2020年6月4日木曜日

イタリアンレストランでの一夜



     ミルチャ・エリアーデに


映画『ドクターエクソシストINCARNATE』のドクター・セス・エンバーは、悪霊に憑依された人間の潜在意識に入って除霊を行う。視聴者の立場として映画を見ていると、彼が入っていく潜在意識の中は、はじめ、表面的には現実そのものである。ある時点から、奇妙な世界であることが露わになっていく。

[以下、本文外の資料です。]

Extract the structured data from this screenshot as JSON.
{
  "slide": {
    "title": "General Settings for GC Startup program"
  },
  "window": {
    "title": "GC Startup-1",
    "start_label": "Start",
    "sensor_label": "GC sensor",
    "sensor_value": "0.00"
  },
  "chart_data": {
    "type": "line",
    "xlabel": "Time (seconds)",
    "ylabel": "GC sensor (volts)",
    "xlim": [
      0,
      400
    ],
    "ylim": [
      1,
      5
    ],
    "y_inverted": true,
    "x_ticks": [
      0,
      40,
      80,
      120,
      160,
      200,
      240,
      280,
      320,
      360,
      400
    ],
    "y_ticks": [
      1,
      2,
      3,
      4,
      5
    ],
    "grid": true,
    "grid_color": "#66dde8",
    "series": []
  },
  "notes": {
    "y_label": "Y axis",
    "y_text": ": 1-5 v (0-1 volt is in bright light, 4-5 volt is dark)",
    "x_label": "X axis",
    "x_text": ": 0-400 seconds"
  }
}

 憑依された者のこの潜在意識内の雰囲気に、強い既視感があった。

 もう二十数年前のこと、長くつきあっていたある女が私を裏切り、べつの男に走った。女は、私が貸してあった沢山の物品の引き渡しや処分に関わる話さえするのを拒否し、電話にもメールにも出なくなった。
 ようやく、一度会って話すことになり、女の住まいに比較的近い大きな駅で待ちあわせた。駅から遠くないイタリアンの店に入り、夕食をとりながら話をすることにした。
 店内は、狭くもない、広すぎもしないレストランで、オレンジ色がかった照明の薄暗い空間である。雰囲気は悪くない。むしろ、落ち着いて話もでき、食事もできる雰囲気だった。
 ここで女と話したことも、女とのいきさつも、その後のことも、どうでもよい。それらは、チープなテレビドラマを満たしているような凡庸な挿話のピックアップや、それらの集積の、いかにもありきたりな提示にしか結びつかない。
 
 今ここで思い出しておきたいことは、女と私がそのイタリアンレストランの店内で席に就いた時のことだ
まわりにいた客たち全員が、その頃の私の知りあいだったのだ。
 客たちのテーブルは、ぜんぶでどのくらいあっただろう。ざっと見わたしたところ、10席から14席ぐらいではなかったか。
 店員が来て、水やおしぼりを置いていく。また来て、注文を取っていく。そういうことの前後、それとなく周囲を見わたして、他の客たちの様子や食べているものなどを見て、驚かされた。すぐ近くのいくつかのテーブルの客たちも、離れたテーブルの客たちも、だれもが私の見知った人たちだった。
私に気づいた人たちは、おじぎをして見せたり、グラスを軽く上げてにっこりしたりし、中には手を小さく振って挨拶の合図を送ってくる人もいる。
 こちらも、彼らにいちいち顔で挨拶を返し、首を動かしてお辞儀を小さく返したり、手を小さく振り返したりした。
 そうして一段落つくと、
「驚いたよ。なんていう偶然だろう、ここにいる客たち、みんな僕の知りあいなんだよ。不思議な晩だな」
 と女に小声で言った。
 そう言いながら、私のその頃の数年来の知りあいたちが、この店に集結するはずがないことを、私はもちろん知っていた。
店内に集まっていた知りあいたち同士には接点はなく、そのあたりに住んでもいない。彼らひとりひとりが私と繋がっているだけで、同じテーブルに座っている同士のあいだにさえ、繋がりはない。
 にもかかわらず、彼らは実際に店内にいる。しかも、私を見つけて、挨拶を送ってくる。
 この時のイタリアンレストランの店内の雰囲気が、ドクター・セス・エンバーが入り込む、憑依された者たちの潜在意識の中の世界のそれに、酷似しているのだ。

 話はこれだけである。
 イタリアンレストランで、他に奇妙なことがあったわけでもない。別れ話は穏やかに済み、女は翌週、物品を大きなボール箱に入れて送り返してきた。いくつかだけ思い出に取っておきたいというので、それらだけは女の手元に残った。
 その後、四年も五年も経った頃、女とは渋谷の駅近い喫茶店で一度だけ会ったことがある。すでに三人の子の母親で、別れた頃の物語は、もうこちらの心には全くこびり付いていなかったが、むこうにも残っていなかった。こちらのプライベートなことを明かすべき相手でもなくなっているので、どうでもよい話題を浅く交わす。むこうに小さな子どものことをしゃべらせ、私も知っている女の父母のことをしゃべらせ、二時間近く過ぎたところで別れた。

 あの晩、イタリアンレストランに集まっていた知りあいたちとは、その後、たったひとりとさえ、一度も再会することはなかった。奇妙なことと言えば、これこそ、奇妙なことと言える。
あの現場から時間的にも遠ざかって、客観的にふり返り直してみると、どう見ても、あれが現実だったとは思えない。しかし、私も女も本当にともに経験した時間なのはたしかで、ふたりの意識の共通部分に現じたべつの次元が、現実の場所に二重写しになって出現していたのではないか、と思う。

 ひとつ、大きなことがある。
あの晩以来、私は、現実の現実性なるものを、丸ごと、うのみに信じることをやめた。
人が、あまりに無反省に信頼を寄せる現実なるものを、まやかしとしか見なくなったのである。